Material and Methods: Two groups of 10 patients each were selected and evaluated with respect to blood pressure, blood analysis for electrolytes glucose level, lipid profile, spirometry based on the standards of the American Thoracic Society, six minute treadmill exercise standardized to evaluate exercise tolerance and maximun inspirator and expiratory muscle exertion (PImáx and PEmáx ) using the criteria reported by Black & Hyatt. In addition, a quality of life questionnaire (SF-36) was completed as an indication of cardiopulmonary exertion (PECP). Group I, the experimental group, was prescribed exercise thee times a week for twelve weeks, beginning with an intensity of 50% O2máx and reaching 70%. Group II, The control group, performed ad lib exercise without the requirement of group I. After twelve weeks of this regimen, all patients were asked to repeat the quality of life questionnaire (SF-36).

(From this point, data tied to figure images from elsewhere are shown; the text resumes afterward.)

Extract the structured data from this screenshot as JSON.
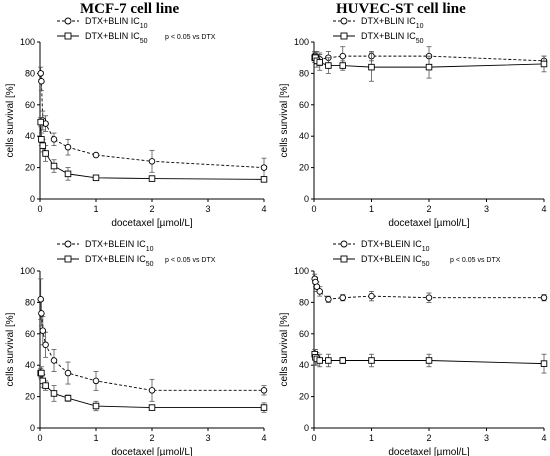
{
  "figure": {
    "column_titles": [
      "MCF-7 cell line",
      "HUVEC-ST cell line"
    ]
  },
  "chart_data": [
    {
      "type": "line",
      "panel": "top-left",
      "xlabel": "docetaxel [µmol/L]",
      "ylabel": "cells survival [%]",
      "xlim": [
        0,
        4
      ],
      "ylim": [
        0,
        100
      ],
      "xticks": [
        0,
        1,
        2,
        3,
        4
      ],
      "yticks": [
        0,
        20,
        40,
        60,
        80,
        100
      ],
      "annotation": "p < 0.05 vs DTX",
      "legend_placement": "top",
      "series": [
        {
          "name": "DTX+BLIN IC10",
          "marker": "circle",
          "line": "dashed",
          "x": [
            0.0125,
            0.025,
            0.05,
            0.1,
            0.25,
            0.5,
            1,
            2,
            4
          ],
          "y": [
            80,
            75,
            50,
            48,
            38,
            33,
            28,
            24,
            20
          ],
          "err": [
            4,
            6,
            6,
            5,
            4,
            5,
            1,
            7,
            6
          ]
        },
        {
          "name": "DTX+BLIN IC50",
          "marker": "square",
          "line": "solid",
          "x": [
            0.0125,
            0.025,
            0.05,
            0.1,
            0.25,
            0.5,
            1,
            2,
            4
          ],
          "y": [
            49,
            38,
            34,
            29,
            21,
            16,
            13.5,
            13,
            12.5
          ],
          "err": [
            3,
            4,
            4,
            5,
            4,
            4,
            1,
            1,
            1
          ]
        }
      ]
    },
    {
      "type": "line",
      "panel": "top-right",
      "xlabel": "docetaxel [µmol/L]",
      "ylabel": "cells survival [%]",
      "xlim": [
        0,
        4
      ],
      "ylim": [
        0,
        100
      ],
      "xticks": [
        0,
        1,
        2,
        3,
        4
      ],
      "yticks": [
        0,
        20,
        40,
        60,
        80,
        100
      ],
      "annotation": "",
      "legend_placement": "top",
      "series": [
        {
          "name": "DTX+BLIN IC10",
          "marker": "circle",
          "line": "dashed",
          "x": [
            0.0125,
            0.025,
            0.05,
            0.1,
            0.25,
            0.5,
            1,
            2,
            4
          ],
          "y": [
            91,
            91,
            90,
            89,
            90,
            91,
            91,
            91,
            88
          ],
          "err": [
            3,
            3,
            4,
            4,
            4,
            6,
            3,
            6,
            3
          ]
        },
        {
          "name": "DTX+BLIN IC50",
          "marker": "square",
          "line": "solid",
          "x": [
            0.0125,
            0.025,
            0.05,
            0.1,
            0.25,
            0.5,
            1,
            2,
            4
          ],
          "y": [
            90,
            90,
            88,
            87,
            85,
            85,
            84,
            84,
            86
          ],
          "err": [
            3,
            3,
            4,
            5,
            5,
            3,
            9,
            7,
            5
          ]
        }
      ]
    },
    {
      "type": "line",
      "panel": "bottom-left",
      "xlabel": "docetaxel [µmol/L]",
      "ylabel": "cells survival [%]",
      "xlim": [
        0,
        4
      ],
      "ylim": [
        0,
        100
      ],
      "xticks": [
        0,
        1,
        2,
        3,
        4
      ],
      "yticks": [
        0,
        20,
        40,
        60,
        80,
        100
      ],
      "annotation": "p < 0.05 vs DTX",
      "legend_placement": "top",
      "series": [
        {
          "name": "DTX+BLEIN IC10",
          "marker": "circle",
          "line": "dashed",
          "x": [
            0.0125,
            0.025,
            0.05,
            0.1,
            0.25,
            0.5,
            1,
            2,
            4
          ],
          "y": [
            82,
            73,
            62,
            53,
            43,
            35,
            30,
            24,
            24
          ],
          "err": [
            13,
            8,
            9,
            8,
            7,
            7,
            6,
            7,
            3
          ]
        },
        {
          "name": "DTX+BLEIN IC50",
          "marker": "square",
          "line": "solid",
          "x": [
            0.0125,
            0.025,
            0.05,
            0.1,
            0.25,
            0.5,
            1,
            2,
            4
          ],
          "y": [
            35,
            35,
            30,
            27,
            22,
            19,
            14,
            13,
            13
          ],
          "err": [
            3,
            4,
            4,
            3,
            5,
            2,
            3,
            1,
            3
          ]
        }
      ]
    },
    {
      "type": "line",
      "panel": "bottom-right",
      "xlabel": "docetaxel [µmol/L]",
      "ylabel": "cells survival [%]",
      "xlim": [
        0,
        4
      ],
      "ylim": [
        0,
        100
      ],
      "xticks": [
        0,
        1,
        2,
        3,
        4
      ],
      "yticks": [
        0,
        20,
        40,
        60,
        80,
        100
      ],
      "annotation": "p < 0.05 vs DTX",
      "legend_placement": "top",
      "series": [
        {
          "name": "DTX+BLEIN IC10",
          "marker": "circle",
          "line": "dashed",
          "x": [
            0.0125,
            0.025,
            0.05,
            0.1,
            0.25,
            0.5,
            1,
            2,
            4
          ],
          "y": [
            95,
            93,
            90,
            87,
            82,
            83,
            84,
            83,
            83
          ],
          "err": [
            3,
            3,
            3,
            3,
            2,
            2,
            3,
            3,
            2
          ]
        },
        {
          "name": "DTX+BLEIN IC50",
          "marker": "square",
          "line": "solid",
          "x": [
            0.0125,
            0.025,
            0.05,
            0.1,
            0.25,
            0.5,
            1,
            2,
            4
          ],
          "y": [
            47,
            45,
            44,
            43,
            43,
            43,
            43,
            43,
            41
          ],
          "err": [
            3,
            5,
            4,
            4,
            4,
            2,
            4,
            4,
            6
          ]
        }
      ]
    }
  ]
}
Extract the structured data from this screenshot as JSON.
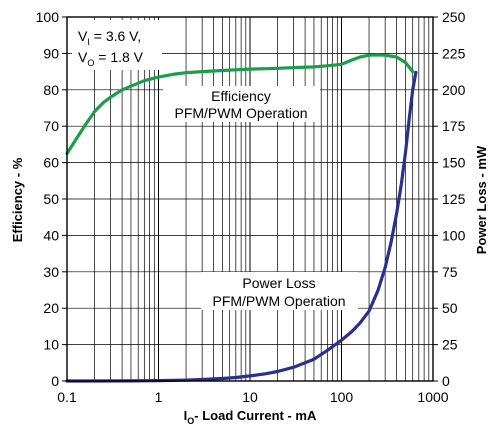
{
  "chart_data": {
    "type": "line",
    "x_axis": {
      "label_main": "I",
      "label_sub": "O",
      "label_rest": "- Load Current - mA",
      "scale": "log",
      "range": [
        0.1,
        1000
      ],
      "ticks": [
        "0.1",
        "1",
        "10",
        "100",
        "1000"
      ]
    },
    "y_axis_left": {
      "label": "Efficiency - %",
      "range": [
        0,
        100
      ],
      "ticks": [
        "0",
        "10",
        "20",
        "30",
        "40",
        "50",
        "60",
        "70",
        "80",
        "90",
        "100"
      ]
    },
    "y_axis_right": {
      "label": "Power Loss - mW",
      "range": [
        0,
        250
      ],
      "ticks": [
        "0",
        "25",
        "50",
        "75",
        "100",
        "125",
        "150",
        "175",
        "200",
        "225",
        "250"
      ]
    },
    "grid": true,
    "conditions": {
      "vi_main": "V",
      "vi_sub": "I",
      "vi_rest": " = 3.6 V,",
      "vo_main": "V",
      "vo_sub": "O",
      "vo_rest": " = 1.8 V"
    },
    "annotations": {
      "efficiency": [
        "Efficiency",
        "PFM/PWM Operation"
      ],
      "power_loss": [
        "Power Loss",
        "PFM/PWM Operation"
      ]
    },
    "series": [
      {
        "axis": "left",
        "color": "#1a9e4a",
        "x": [
          0.1,
          0.13,
          0.16,
          0.2,
          0.25,
          0.3,
          0.4,
          0.5,
          0.7,
          1,
          1.5,
          2,
          3,
          5,
          7,
          10,
          15,
          20,
          30,
          50,
          70,
          100,
          130,
          160,
          200,
          250,
          300,
          400,
          500,
          600
        ],
        "y": [
          62.5,
          67,
          70.5,
          74,
          76.5,
          78,
          80,
          81,
          82.5,
          83.5,
          84.3,
          84.7,
          85,
          85.3,
          85.5,
          85.7,
          85.8,
          85.9,
          86.1,
          86.3,
          86.6,
          87,
          88.2,
          89,
          89.5,
          89.6,
          89.5,
          89,
          87.5,
          85
        ]
      },
      {
        "axis": "right",
        "color": "#2b2f8f",
        "x": [
          0.1,
          0.2,
          0.5,
          1,
          2,
          3,
          5,
          7,
          10,
          15,
          20,
          30,
          50,
          70,
          100,
          130,
          160,
          200,
          250,
          300,
          350,
          400,
          450,
          500,
          550,
          600,
          650
        ],
        "y": [
          0,
          0,
          0.1,
          0.3,
          0.6,
          1,
          1.7,
          2.4,
          3.5,
          5,
          6.5,
          9.5,
          15,
          21,
          28,
          34,
          40,
          48,
          62,
          78,
          96,
          115,
          135,
          157,
          180,
          200,
          212
        ]
      }
    ]
  }
}
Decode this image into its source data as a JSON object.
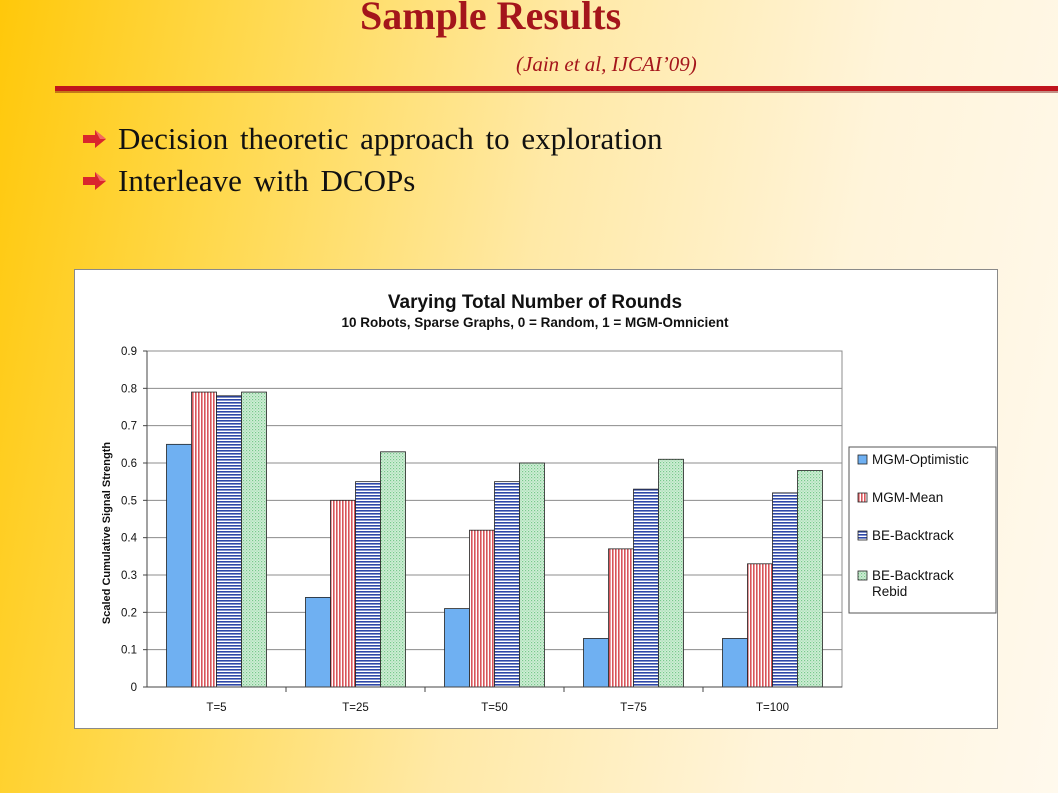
{
  "slide": {
    "title": "Sample Results",
    "subtitle": "(Jain et al, IJCAI’09)",
    "bullets": [
      {
        "text": "Decision theoretic approach to exploration",
        "icon": "red-arrow-icon"
      },
      {
        "text": "Interleave with DCOPs",
        "icon": "red-arrow-icon"
      }
    ],
    "colors": {
      "title": "#a4151b",
      "rule": "#c0141c",
      "background_start": "#ffc80a",
      "background_end": "#fff9ed"
    }
  },
  "chart_data": {
    "type": "bar",
    "title": "Varying Total Number of Rounds",
    "subtitle": "10 Robots, Sparse Graphs, 0 = Random, 1 = MGM-Omnicient",
    "ylabel": "Scaled Cumulative Signal Strength",
    "xlabel": "",
    "categories": [
      "T=5",
      "T=25",
      "T=50",
      "T=75",
      "T=100"
    ],
    "ylim": [
      0,
      0.9
    ],
    "yticks": [
      "0",
      "0.1",
      "0.2",
      "0.3",
      "0.4",
      "0.5",
      "0.6",
      "0.7",
      "0.8",
      "0.9"
    ],
    "grid": true,
    "legend_position": "right",
    "series": [
      {
        "name": "MGM-Optimistic",
        "values": [
          0.65,
          0.24,
          0.21,
          0.13,
          0.13
        ],
        "color": "#6fb0f2",
        "pattern": "solid"
      },
      {
        "name": "MGM-Mean",
        "values": [
          0.79,
          0.5,
          0.42,
          0.37,
          0.33
        ],
        "color": "#d8555a",
        "pattern": "vertical-stripes"
      },
      {
        "name": "BE-Backtrack",
        "values": [
          0.78,
          0.55,
          0.55,
          0.53,
          0.52
        ],
        "color": "#2d47a8",
        "pattern": "horizontal-stripes"
      },
      {
        "name": "BE-Backtrack Rebid",
        "values": [
          0.79,
          0.63,
          0.6,
          0.61,
          0.58
        ],
        "color": "#77c98b",
        "pattern": "diagonal-dots"
      }
    ]
  }
}
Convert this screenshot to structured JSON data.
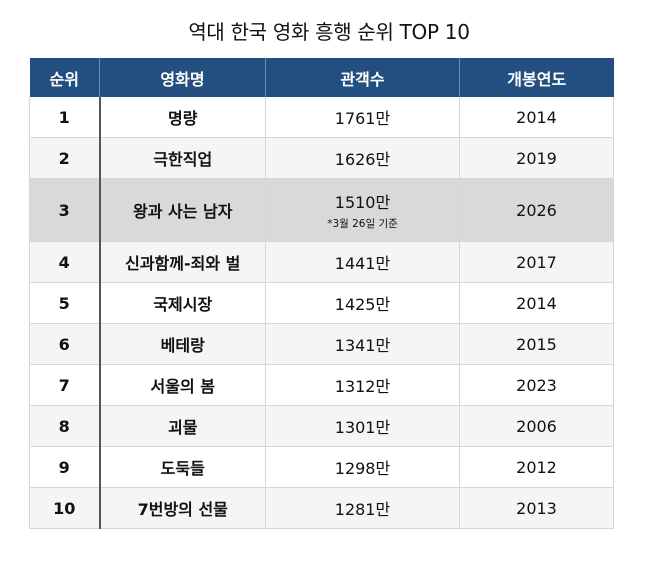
{
  "title": "역대 한국 영화 흥행 순위 TOP 10",
  "table": {
    "headers": [
      "순위",
      "영화명",
      "관객수",
      "개봉연도"
    ],
    "header_color": "#234f80",
    "highlight_color": "#d9d9d9",
    "rows": [
      {
        "rank": "1",
        "title": "명량",
        "audience": "1761만",
        "note": "",
        "year": "2014"
      },
      {
        "rank": "2",
        "title": "극한직업",
        "audience": "1626만",
        "note": "",
        "year": "2019"
      },
      {
        "rank": "3",
        "title": "왕과 사는 남자",
        "audience": "1510만",
        "note": "*3월 26일 기준",
        "year": "2026"
      },
      {
        "rank": "4",
        "title": "신과함께-죄와 벌",
        "audience": "1441만",
        "note": "",
        "year": "2017"
      },
      {
        "rank": "5",
        "title": "국제시장",
        "audience": "1425만",
        "note": "",
        "year": "2014"
      },
      {
        "rank": "6",
        "title": "베테랑",
        "audience": "1341만",
        "note": "",
        "year": "2015"
      },
      {
        "rank": "7",
        "title": "서울의 봄",
        "audience": "1312만",
        "note": "",
        "year": "2023"
      },
      {
        "rank": "8",
        "title": "괴물",
        "audience": "1301만",
        "note": "",
        "year": "2006"
      },
      {
        "rank": "9",
        "title": "도둑들",
        "audience": "1298만",
        "note": "",
        "year": "2012"
      },
      {
        "rank": "10",
        "title": "7번방의 선물",
        "audience": "1281만",
        "note": "",
        "year": "2013"
      }
    ]
  }
}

Results: Measures of pulmonary function were reported within normal parameters for both groups. Blood glucose levels after exercise decreased significantly in group I from on initial mean of 196mg/dL and standard deviation of 59.2mg/dL to a final mean of 122mg/dL and standard deviation of 24.1mg/dL (statistically significant at 0.028). The improvement of O2 consumption in the final compared to the initial PECP predominated in group I from an initial mean of 15.3mL/kg and a standard deviation of 2mL/kg to a final mean of 19.3mL/kg with a standard deviation of 2mL/kg. In the quality of life questionnaire (SF-36), the experimental group showed statistically significant changes in eight scales while the control group showed significant changes in only three.
Conclusions: Statistically significant changes in eight scales of a quality of life questionnaire (SF-36) were shown after a physical exercise program structured on the criteria of O2 consumptions. Supervised and increased physical exercise produced both clinical and quality of life improvements in diabetic patients without complications.